Within the Side Effect Reports, previous reports listed can be viewed and either printed or exported into XML which has been stated in the part 1 of this series that for user consumption, there should be support for exporting into PDF or Excel.

Fig 6 View Side Effect Report

Edit Suggestions

This is a brilliant feature to keep the records of the pharmacies up to date through a collaborative effort from the App’s users. Under shop edit suggestions, the search field queries the existing database of retail outlets (pharmacies) and suggests pharmacies based on what is typed. The edit suggestion can be selected from a list of attributes-name, location, picture, insurance cover etc.  When the suggestion given doesn’t conform to the acceptable form, an error message is shown to notify the user. The submitted suggestion appears within a table pending approval.

shop edit suggestions

Fig. 7 Shop Edit Suggestions

My Profile

This is where changes to one’s profile falls. Changes made can be saved. It is worthy of note however that a profession can only be selected after the health professional question has been answered in the affirmative. From this section, clicking on the reset button is to request for a password reset which sends an email to the user’s registered email. This email although to reset password is captioned Update Your Account-which is similar to the very first email sent when a person registers. It should be properly captioned and rather come as reset password instead of activate account as that has already been activated.

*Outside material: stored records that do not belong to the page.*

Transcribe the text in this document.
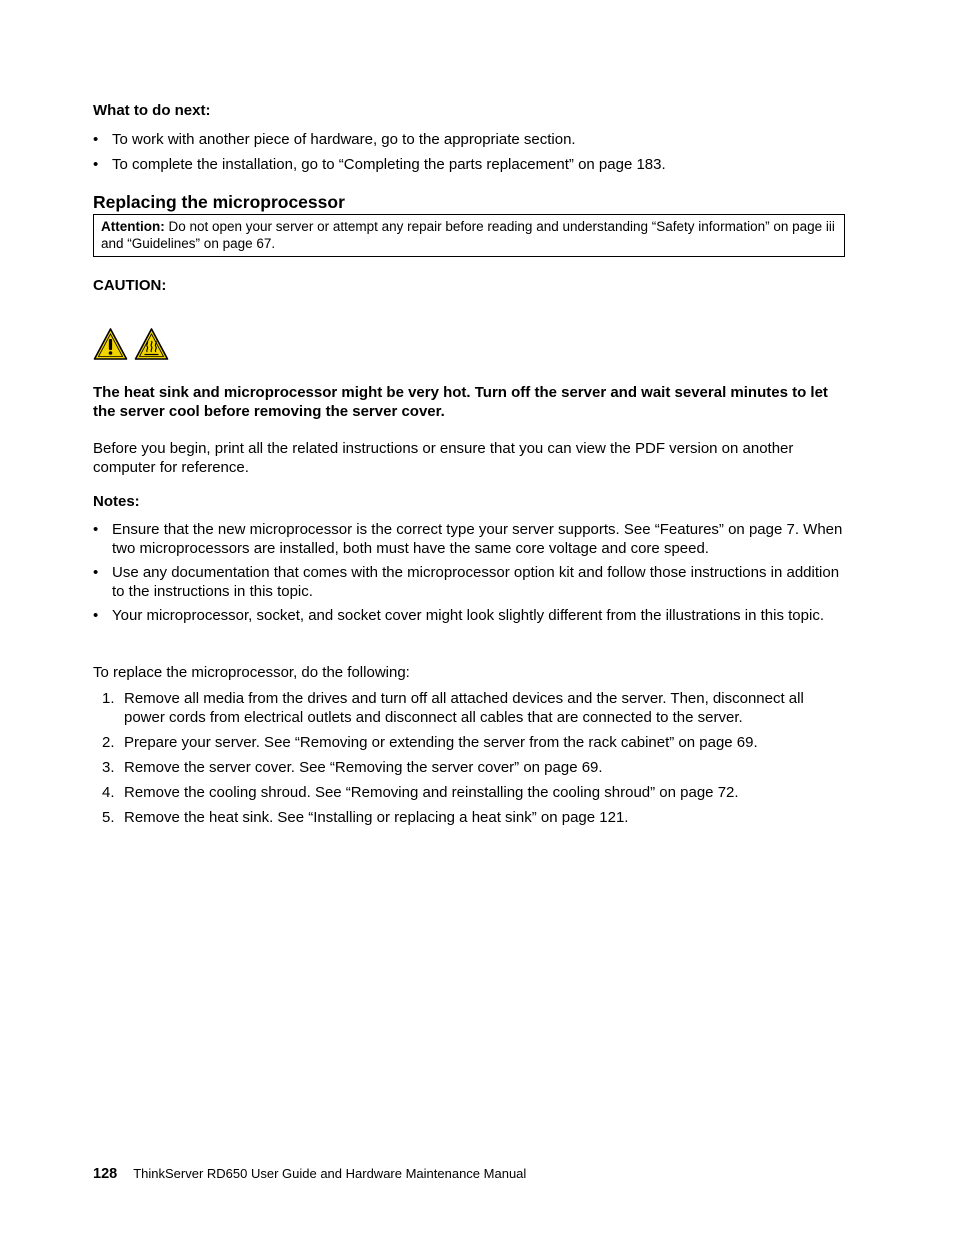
What to do next:
• To work with another piece of hardware, go to the appropriate section.
• To complete the installation, go to “Completing the parts replacement” on page 183.
Replacing the microprocessor
Attention: Do not open your server or attempt any repair before reading and understanding “Safety information” on page iii and “Guidelines” on page 67.
CAUTION:
The heat sink and microprocessor might be very hot. Turn off the server and wait several minutes to let the server cool before removing the server cover.
Before you begin, print all the related instructions or ensure that you can view the PDF version on another computer for reference.
Notes:
• Ensure that the new microprocessor is the correct type your server supports. See “Features” on page 7. When two microprocessors are installed, both must have the same core voltage and core speed.
• Use any documentation that comes with the microprocessor option kit and follow those instructions in addition to the instructions in this topic.
• Your microprocessor, socket, and socket cover might look slightly different from the illustrations in this topic.
To replace the microprocessor, do the following:
1. Remove all media from the drives and turn off all attached devices and the server. Then, disconnect all power cords from electrical outlets and disconnect all cables that are connected to the server.
2. Prepare your server. See “Removing or extending the server from the rack cabinet” on page 69.
3. Remove the server cover. See “Removing the server cover” on page 69.
4. Remove the cooling shroud. See “Removing and reinstalling the cooling shroud” on page 72.
5. Remove the heat sink. See “Installing or replacing a heat sink” on page 121.
128 ThinkServer RD650 User Guide and Hardware Maintenance Manual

Syncs with App – hence favourites on App can be seen on web portal. A pharmacy can also be added as a favourite to be synced with App within the web portal. Typing in the name of a pharmacy within the search bar suggests pharmacy names which can be selected and added as a favourite.


Fig 8 Favourites


The other concern that has to be addressed has to do with the privacy of data provided by users of the application.

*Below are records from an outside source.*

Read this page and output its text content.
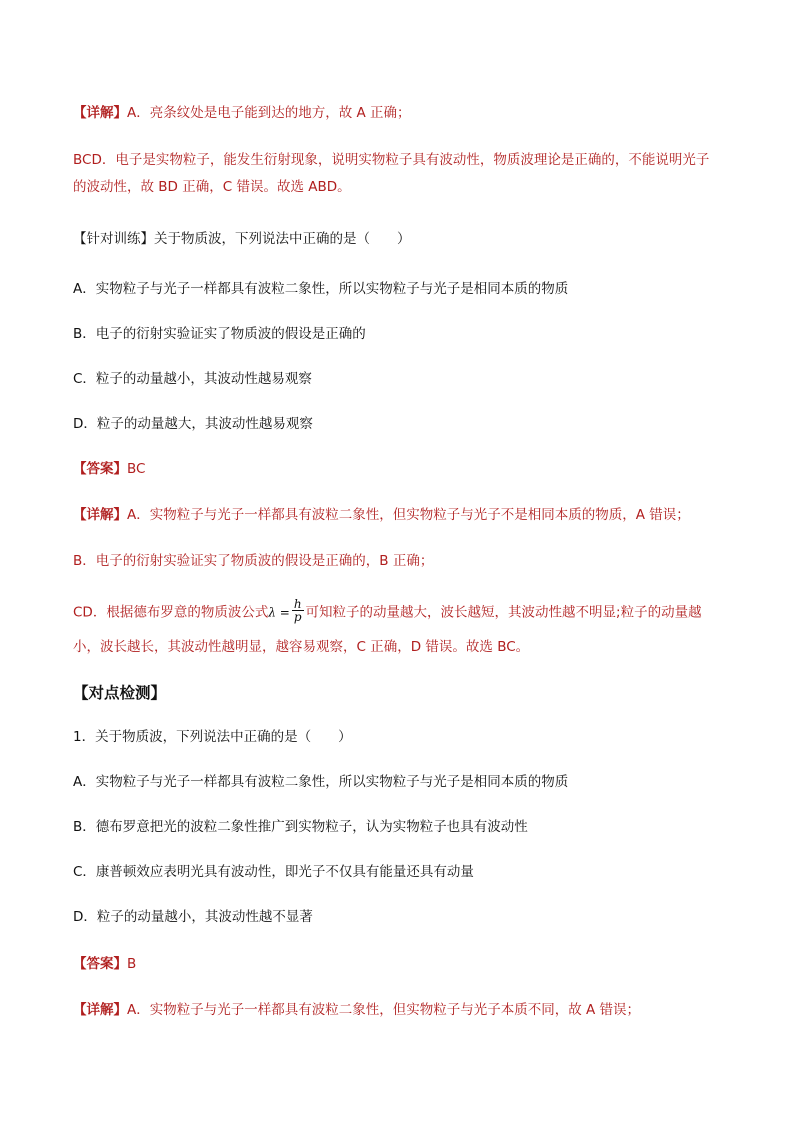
【详解】A．亮条纹处是电子能到达的地方，故 A 正确；
BCD．电子是实物粒子，能发生衍射现象，说明实物粒子具有波动性，物质波理论是正确的，不能说明光子
的波动性，故 BD 正确，C 错误。故选 ABD。
【针对训练】关于物质波，下列说法中正确的是（　　）
A．实物粒子与光子一样都具有波粒二象性，所以实物粒子与光子是相同本质的物质
B．电子的衍射实验证实了物质波的假设是正确的
C．粒子的动量越小，其波动性越易观察
D．粒子的动量越大，其波动性越易观察
【答案】BC
【详解】A．实物粒子与光子一样都具有波粒二象性，但实物粒子与光子不是相同本质的物质，A 错误；
B．电子的衍射实验证实了物质波的假设是正确的，B 正确；
CD．根据德布罗意的物质波公式$\lambda = \frac{h}{p}$ 可知粒子的动量越大，波长越短，其波动性越不明显;粒子的动量越
小，波长越长，其波动性越明显，越容易观察，C 正确，D 错误。故选 BC。
【对点检测】
1．关于物质波，下列说法中正确的是（　　）
A．实物粒子与光子一样都具有波粒二象性，所以实物粒子与光子是相同本质的物质
B．德布罗意把光的波粒二象性推广到实物粒子，认为实物粒子也具有波动性
C．康普顿效应表明光具有波动性，即光子不仅具有能量还具有动量
D．粒子的动量越小，其波动性越不显著
【答案】B
【详解】A．实物粒子与光子一样都具有波粒二象性，但实物粒子与光子本质不同，故 A 错误；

  • How are the Personally Identifiable Information (PII) collected such as name, birth date, phone, and email address going to be protected and used?
  • How are the minimal Personal Health Records (PHR) collected by this application going to be protected to ensure that they are truly confidential and do not fall into the wrong hands?

How the identified data will be used by Amatsii has to be explicitly stated – will they be sharing these information with third parties? Can users request for their data to be permanently removed from their servers if they decide they no longer want to use the app? etc.

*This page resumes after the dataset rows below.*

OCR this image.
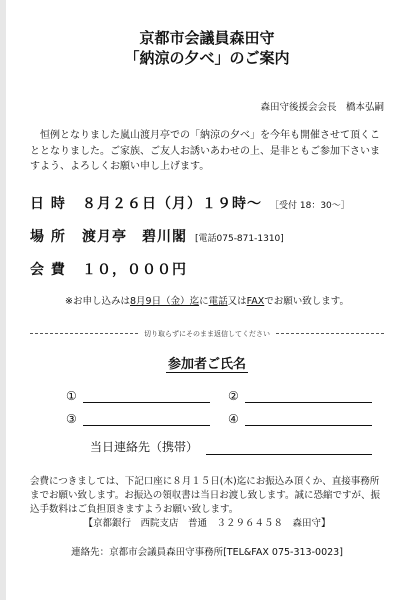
京都市会議員森田守
「納涼の夕べ」のご案内
森田守後援会会長　橋本弘嗣
恒例となりました嵐山渡月亭での「納涼の夕べ」を今年も開催させて頂くこととなりました。ご家族、ご友人お誘いあわせの上、是非ともご参加下さいますよう、よろしくお願い申し上げます。
日 時	８月２６日（月）１９時～ ［受付 18：30～］
場 所	渡月亭　碧川閣 [電話075-871-1310]
会 費	１０，０００円
※お申し込みは8月9日（金）迄に電話又はFAXでお願い致します。
切り取らずにそのまま返信してください
参加者ご氏名
①	②
③	④
当日連絡先（携帯）
会費につきましては、下記口座に８月１５日(木)迄にお振込み頂くか、直接事務所までお願い致します。お振込の領収書は当日お渡し致します。誠に恐縮ですが、振込手数料はご負担頂きますようお願い致します。
【京都銀行　西院支店　普通　３２９６４５８　森田守】
連絡先：京都市会議員森田守事務所[TEL&FAX 075-313-0023]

Answers to these few legitimate questions will have to be provided by Amatsii moving forward for users to gain confidence in the App. And I believe these concerns can be addressed in their privacy document which is non-existent now. is a great App that will serve the health needs of Ghanaians and give more power with this knowledge. As these issues found within both the Mobile App and the Web Portal are fixed, it will take the health sector to the next level.